Re: Confusing S3 Entropy Injection Behavior

Posted by David Anderson <da...@nosredna.org>.

This sounds like it could be FLINK-17359 [1]. What version of Flink are you
using?

Another likely explanation arises from the fact that only the
checkpoint data files (the ones created and written by the task managers)
will have the _entropy_ replaced. The job manager does not inject entropy
into the path of the checkpoint metadata, so that it remains at a
predictable URI. Since Flink only writes keyed state larger than
state.storage.fs.memory-threshold into the checkpoint data files, and only
those files have entropy injected into their paths, if all of your state is
small it will all end up in the metadata file and you don't see any entropy
injection happening. See the comments on [2] for more on this.
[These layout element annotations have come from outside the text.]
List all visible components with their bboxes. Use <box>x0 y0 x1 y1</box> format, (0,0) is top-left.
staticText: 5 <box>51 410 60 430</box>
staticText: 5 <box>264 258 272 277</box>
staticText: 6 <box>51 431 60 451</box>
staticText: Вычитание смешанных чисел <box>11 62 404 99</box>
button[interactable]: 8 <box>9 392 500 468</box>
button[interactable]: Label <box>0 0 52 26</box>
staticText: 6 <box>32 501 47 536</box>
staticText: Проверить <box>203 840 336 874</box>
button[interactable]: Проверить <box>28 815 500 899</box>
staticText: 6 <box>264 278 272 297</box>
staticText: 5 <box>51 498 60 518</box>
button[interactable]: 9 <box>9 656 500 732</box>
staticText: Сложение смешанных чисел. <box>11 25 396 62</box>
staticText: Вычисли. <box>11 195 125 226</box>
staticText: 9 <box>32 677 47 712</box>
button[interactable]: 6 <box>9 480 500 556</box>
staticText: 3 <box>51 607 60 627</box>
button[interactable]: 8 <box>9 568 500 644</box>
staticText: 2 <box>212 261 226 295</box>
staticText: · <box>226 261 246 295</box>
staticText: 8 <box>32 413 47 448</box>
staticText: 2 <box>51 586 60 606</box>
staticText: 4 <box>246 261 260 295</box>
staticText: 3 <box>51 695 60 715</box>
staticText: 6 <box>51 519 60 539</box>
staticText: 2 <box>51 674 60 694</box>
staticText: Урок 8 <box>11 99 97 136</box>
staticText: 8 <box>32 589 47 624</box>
FWIW, I would urge you to use presto instead of hadoop for checkpointing on
S3. The performance of the hadoop "filesystem" is problematic when it's
used for checkpointing.

Regards,,
David

[1] https://issues.apache.org/jira/browse/FLINK-17359
[2] https://issues.apache.org/jira/browse/FLINK-24878

On Wed, May 18, 2022 at 7:48 PM Aeden Jameson <ae...@gmail.com>
wrote:

> I have checkpoints setup against s3 using the hadoop plugin. (I'll
> migrate to presto at some point) I've setup entropy injection per the
> documentation with
>
> state.checkpoints.dir: s3://my-bucket/_entropy_/my-job/checkpoints
> s3.entropy.key: _entropy_
>
> I'm seeing some behavior that I don't quite understand.
>
> 1. The folder s3://my-bucket/_entropy_/my-job/checkpoints/...
> literally exists. Meaning that "_entropy_" has not been replaced. At
> the same time there are also a bunch of folders where "_entropy_" has
> been replaced. Is that to be expected? If so, would someone elaborate
> on why this is happening?
>
> 2. Should the paths in the checkpoints history tab in the FlinkUI
> display the path the key? With the current setup it is not.
>
> Thanks,
> Aeden
>
> GitHub: https://github.com/aedenj
> Linked In: http://www.linkedin.com/in/aedenjameson
>